When he was working on the bomb, Felix became fascinated with turtles. He quit working on the Manhattan project to investigate this new interest. Angela advised the other people involved with the project to simply remove the turtles from his laboratory if they wanted to direct his attention back to the atomic bomb. When Felix found nothing in his laboratory to "play with and think about" except the atomic bomb research, he promptly began working on it again. The day the bomb was tested, another scientist told Felix that science had finally encountered sin, but Felix merely asked what sin was.

Analysis

Cat's Cradle opens with a brief introduction to some of the tenets of Bokononism. Each Bokononist believes that he or she belongs to a team that carries out God's will, but Bokononism warns that the individual will never fully understand his or her part in the divine plan. Everything that happens in his or her life is "meant to happen," so the Bokononist feels no pressure to do anything other than live his or her life with the faith that he or she is inevitably doing God's will.

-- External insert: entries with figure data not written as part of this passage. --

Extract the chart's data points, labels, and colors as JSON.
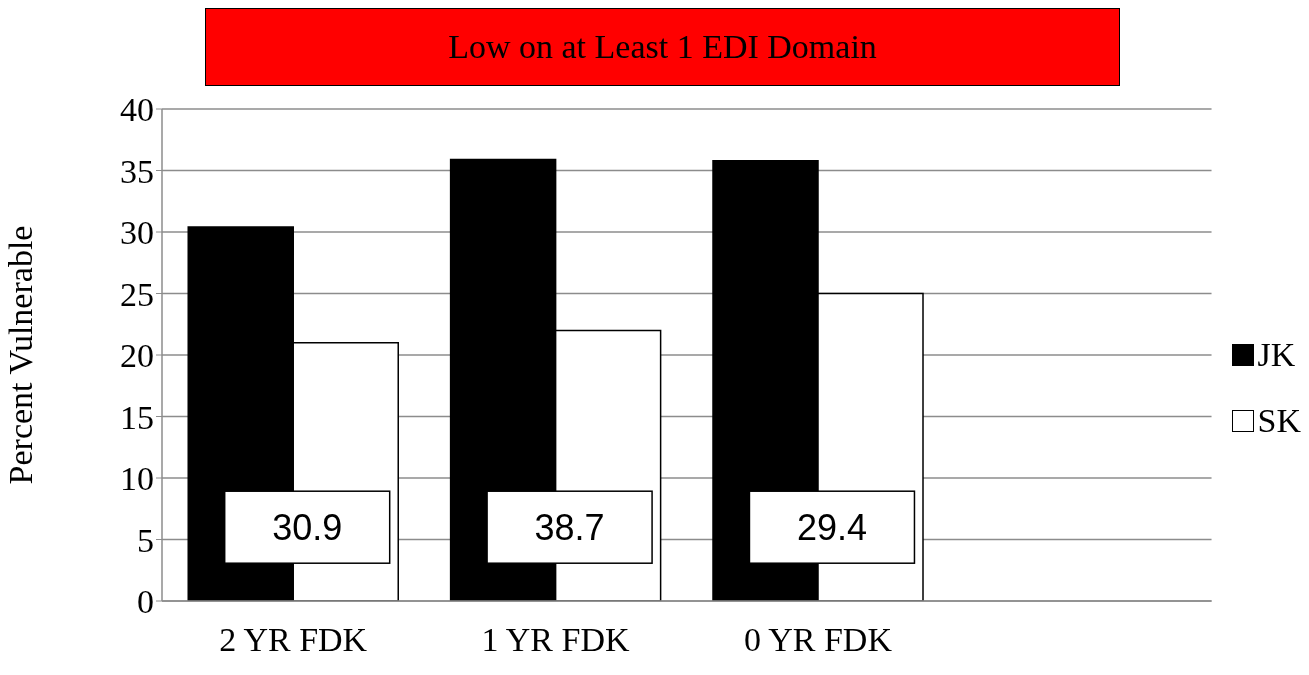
{
  "chart_data": {
    "type": "bar",
    "title": "Low on at Least 1 EDI Domain",
    "categories": [
      "2 YR FDK",
      "1 YR FDK",
      "0 YR FDK",
      null
    ],
    "series": [
      {
        "name": "JK",
        "color": "#000000",
        "values": [
          30.4,
          35.9,
          35.8,
          null
        ]
      },
      {
        "name": "SK",
        "color": "#ffffff",
        "values": [
          21,
          22,
          25,
          null
        ]
      }
    ],
    "ylabel": "Percent Vulnerable",
    "ylim": [
      0,
      40
    ],
    "yticks": [
      0,
      5,
      10,
      15,
      20,
      25,
      30,
      35,
      40
    ],
    "grid": "y",
    "legend": "right",
    "annotations": [
      {
        "text": "30.9",
        "x": "2 YR FDK",
        "y": 6
      },
      {
        "text": "38.7",
        "x": "1 YR FDK",
        "y": 6
      },
      {
        "text": "29.4",
        "x": "0 YR FDK",
        "y": 6
      }
    ]
  }
}
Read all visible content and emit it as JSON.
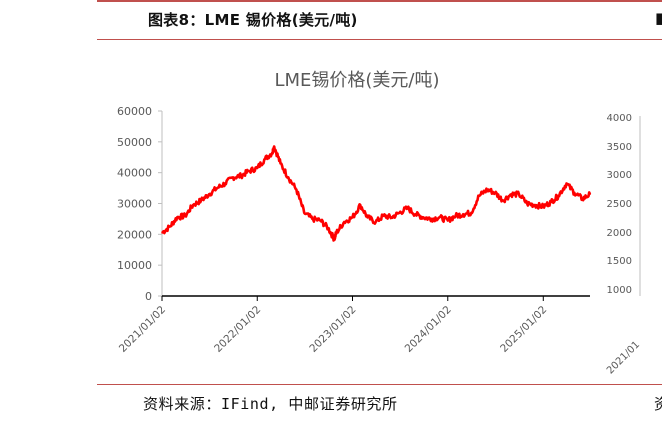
{
  "figure_title": "图表8：LME 锡价格(美元/吨)",
  "source_text": "资料来源：IFind, 中邮证券研究所",
  "chart_data": {
    "type": "line",
    "title": "LME锡价格(美元/吨)",
    "xlabel": "",
    "ylabel": "",
    "ylim": [
      0,
      60000
    ],
    "y_ticks": [
      "0",
      "10000",
      "20000",
      "30000",
      "40000",
      "50000",
      "60000"
    ],
    "x_ticks": [
      "2021/01/02",
      "2022/01/02",
      "2023/01/02",
      "2024/01/02",
      "2025/01/02"
    ],
    "x_range": [
      "2021/01/02",
      "2025/06/30"
    ],
    "grid": false,
    "legend": "none",
    "line_color": "#ff0000",
    "series": [
      {
        "x": [
          "2021/01/02",
          "2021/02/01",
          "2021/03/01",
          "2021/04/01",
          "2021/05/01",
          "2021/06/01",
          "2021/07/01",
          "2021/08/01",
          "2021/09/01",
          "2021/10/01",
          "2021/11/01",
          "2021/12/01",
          "2022/01/02",
          "2022/02/01",
          "2022/03/01",
          "2022/03/08",
          "2022/04/01",
          "2022/05/01",
          "2022/06/01",
          "2022/07/01",
          "2022/08/01",
          "2022/09/01",
          "2022/10/01",
          "2022/10/24",
          "2022/11/01",
          "2022/12/01",
          "2023/01/02",
          "2023/02/01",
          "2023/03/01",
          "2023/04/01",
          "2023/05/01",
          "2023/06/01",
          "2023/07/01",
          "2023/08/01",
          "2023/09/01",
          "2023/10/01",
          "2023/11/01",
          "2023/12/01",
          "2024/01/02",
          "2024/02/01",
          "2024/03/01",
          "2024/04/01",
          "2024/05/01",
          "2024/06/01",
          "2024/07/01",
          "2024/08/01",
          "2024/09/01",
          "2024/10/01",
          "2024/11/01",
          "2024/12/01",
          "2025/01/02",
          "2025/02/01",
          "2025/03/01",
          "2025/04/01",
          "2025/05/01",
          "2025/06/01",
          "2025/06/30"
        ],
        "values": [
          20500,
          22500,
          25500,
          26000,
          29500,
          31000,
          33000,
          35000,
          36500,
          38500,
          39000,
          40500,
          41500,
          44500,
          46500,
          48500,
          43000,
          38500,
          34500,
          27000,
          25000,
          24500,
          22000,
          18500,
          20500,
          24000,
          25500,
          29500,
          25500,
          24000,
          26000,
          25500,
          27000,
          28500,
          26500,
          25500,
          25000,
          25500,
          24500,
          26000,
          26500,
          27000,
          32500,
          34500,
          33500,
          31000,
          33000,
          33000,
          30000,
          29500,
          29000,
          30500,
          32500,
          36500,
          33500,
          31500,
          33000
        ]
      }
    ]
  }
}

Interestingly enough, the opening lines of The Books of Bokonon declare that Bokononism is based entirely on lies. Nevertheless, we later discover that the citizens of San Lorenzo, the birthplace of Bokononism, are all devout Bokononists. One may wonder how a religion that calls itself a lie can inspire such devotion. However, Vonnegut means to emphasize that religion's main purpose is to make its practitioners feel as if their lives have meaning and purpose. Therefore, "truth" plays no real part in religion; it is the illusion of meaning and purpose that a religion provides that is important. Without this emphasis on truth, Bokononism avoids inspiring the violent religious dogmatism that sometimes characterizes the practitioners of other religions. No Bokononist has any particular truth for which to fight.

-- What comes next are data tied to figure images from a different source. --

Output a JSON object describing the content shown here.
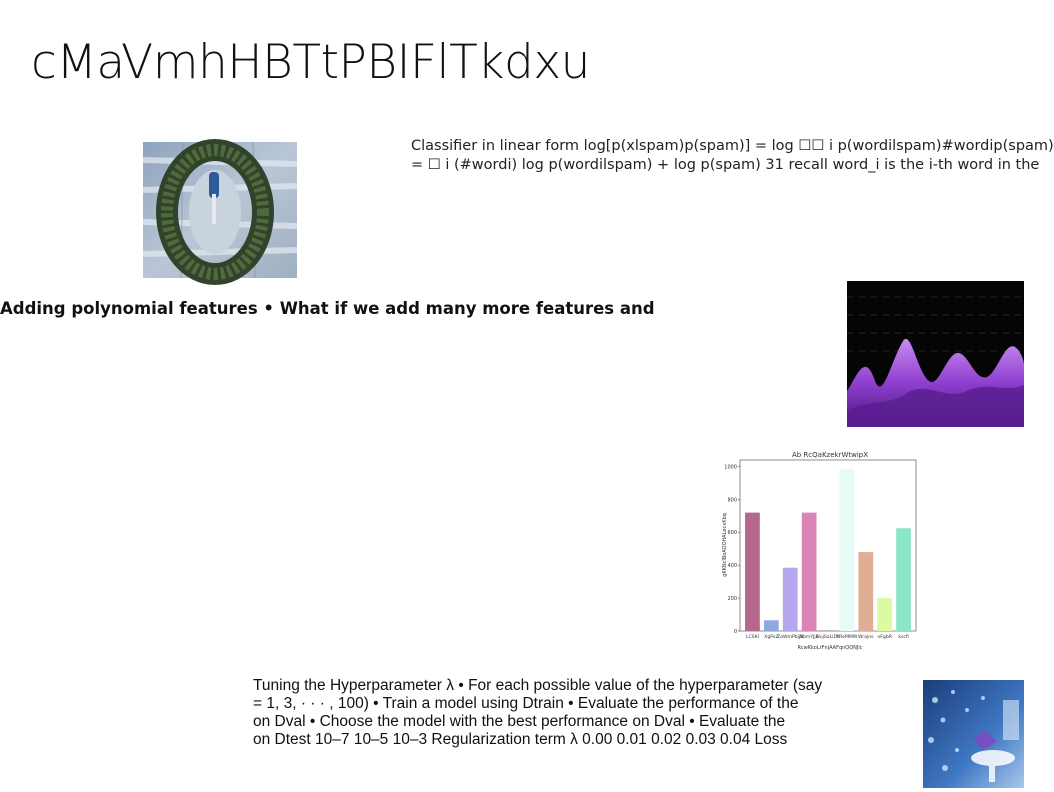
{
  "slide": {
    "title": "cMaVmhHBTtPBIFlTkdxu",
    "paragraph1": {
      "lines": [
        "Classifier in linear form log[p(xlspam)p(spam)] = log ☐☐ i p(wordilspam)#wordip(spam)",
        "= ☐ i (#wordi) log p(wordilspam) + log p(spam) 31 recall word_i is the i-th word in the"
      ]
    },
    "heading2": "Adding polynomial features • What if we add many more features and",
    "paragraph3": {
      "lines": [
        "Tuning the Hyperparameter λ • For each possible value of the hyperparameter (say",
        "= 1, 3, · · · , 100) • Train a model using Dtrain • Evaluate the performance of the",
        "on Dval • Choose the model with the best performance on Dval • Evaluate the",
        "on Dtest 10–7 10–5 10–3 Regularization term λ 0.00 0.01 0.02 0.03 0.04 Loss"
      ]
    },
    "images": {
      "wreath": "wreath-photo",
      "purple": "purple-surface-render",
      "blue": "blue-interior-photo"
    }
  },
  "chart_data": {
    "type": "bar",
    "title": "Ab RcQaKzekrWtwipX",
    "ylabel": "gKKNcIBoAQOHALecxKbq",
    "xlabel": "RcwKkoLrFnjAAFqnQQNJlc",
    "ylim": [
      0,
      1040
    ],
    "yticks": [
      0,
      200,
      400,
      600,
      800,
      1000
    ],
    "categories": [
      "LCSKI",
      "XgPsZ",
      "ZaWmPbjjX",
      "NbmYJjB",
      "UujSaLiDk",
      "YReMMW",
      "Wrajns",
      "nFgbR",
      "kscfi"
    ],
    "values": [
      720,
      65,
      385,
      720,
      5,
      985,
      480,
      200,
      625
    ],
    "colors": [
      "#b5678e",
      "#8fa8e0",
      "#b6a6ee",
      "#db84b6",
      "#b0a8a8",
      "#e6fdf7",
      "#dfae95",
      "#dcfaa0",
      "#8de6c8"
    ],
    "grid": false
  }
}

In his portrait of Felix Hoenikker, Vonnegut mocks standardized, Western ideas about good, evil, sin, and morality. Generally, an "innocent" person is ignorant of sin. Felix, in many ways, fits this definition. When his colleague commented that science had known sin after the first bomb was tested, Felix betrays ignorance as to even the definition of sin. With such ignorance coincides a necessary inability to acknowledge moral responsibility. Felix felt none for his part in helping to create the atomic bomb.

Felix was so "innocent" that he was completely ignorant of personal and moral obligations. Like a selfish child views its mother, he viewed his wife, and later his daughter, as his caretakers and nothing more. He hardly acknowledged his family because they were not as interesting and fascinating as the "games" he played at the Research Laboratory. Felix was not an abusive father, but he was an extremely indifferent father, and just like his research, his indifference had future effects.

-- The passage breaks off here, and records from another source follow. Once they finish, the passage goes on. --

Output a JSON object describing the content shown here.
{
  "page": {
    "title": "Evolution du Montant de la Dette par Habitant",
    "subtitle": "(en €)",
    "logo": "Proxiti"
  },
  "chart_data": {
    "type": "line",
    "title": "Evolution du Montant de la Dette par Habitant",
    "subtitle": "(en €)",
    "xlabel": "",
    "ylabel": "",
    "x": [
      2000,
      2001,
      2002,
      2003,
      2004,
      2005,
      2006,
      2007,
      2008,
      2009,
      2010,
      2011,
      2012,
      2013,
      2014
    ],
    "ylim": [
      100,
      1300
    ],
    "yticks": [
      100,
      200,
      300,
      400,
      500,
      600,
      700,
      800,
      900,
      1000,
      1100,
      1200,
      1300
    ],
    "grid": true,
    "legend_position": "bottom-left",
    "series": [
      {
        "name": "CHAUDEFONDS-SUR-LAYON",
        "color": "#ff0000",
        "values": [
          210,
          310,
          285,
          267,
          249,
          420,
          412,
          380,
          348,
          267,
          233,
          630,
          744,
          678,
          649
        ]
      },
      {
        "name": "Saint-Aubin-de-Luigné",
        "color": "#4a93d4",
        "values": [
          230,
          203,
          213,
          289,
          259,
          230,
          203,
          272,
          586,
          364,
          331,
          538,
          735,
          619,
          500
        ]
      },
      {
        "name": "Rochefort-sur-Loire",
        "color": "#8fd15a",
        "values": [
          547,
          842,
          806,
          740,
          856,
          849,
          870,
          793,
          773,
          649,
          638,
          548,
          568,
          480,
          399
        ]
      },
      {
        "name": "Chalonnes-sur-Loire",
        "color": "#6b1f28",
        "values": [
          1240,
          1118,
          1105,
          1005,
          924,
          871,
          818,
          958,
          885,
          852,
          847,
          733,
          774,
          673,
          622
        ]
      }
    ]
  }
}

Frank's explanation of his interest in bugs eerily echoes Felix's attitude toward his research. On the day Hiroshima was bombed, Frank was amusing himself by forcing bugs to war against one another in mason jars. He told Angela that he was merely "experimenting." Felix's attitude toward the global conflict of World War II was very much the same. The pawns in Felix's "experimental" war game were millions of soldiers and nations armed with nuclear warheads. Felix regarded these pawns with no more concern than Frank regarded his insects.

Felix's total ignorance, indifference, and "innocence" toward the moral responsibility that accompanied his nuclear weapons research become even clearer in his attitude toward the prisoner's book about the end of the world. The prisoner asked Felix's advice about the type of bomb that could destroy the world because Felix was one of the fathers of the atomic bomb. More interested in playing Cat's Cradle with a piece of string than thinking about the possible applications of his weapons research, Felix did not spare the prisoner's book a second glance. Once the bomb had been created, Felix lost all interest in it. Clearly, Vonnegut does not equate innocence with harmlessness. Innocence such as that found in Felix can be incredibly destructive.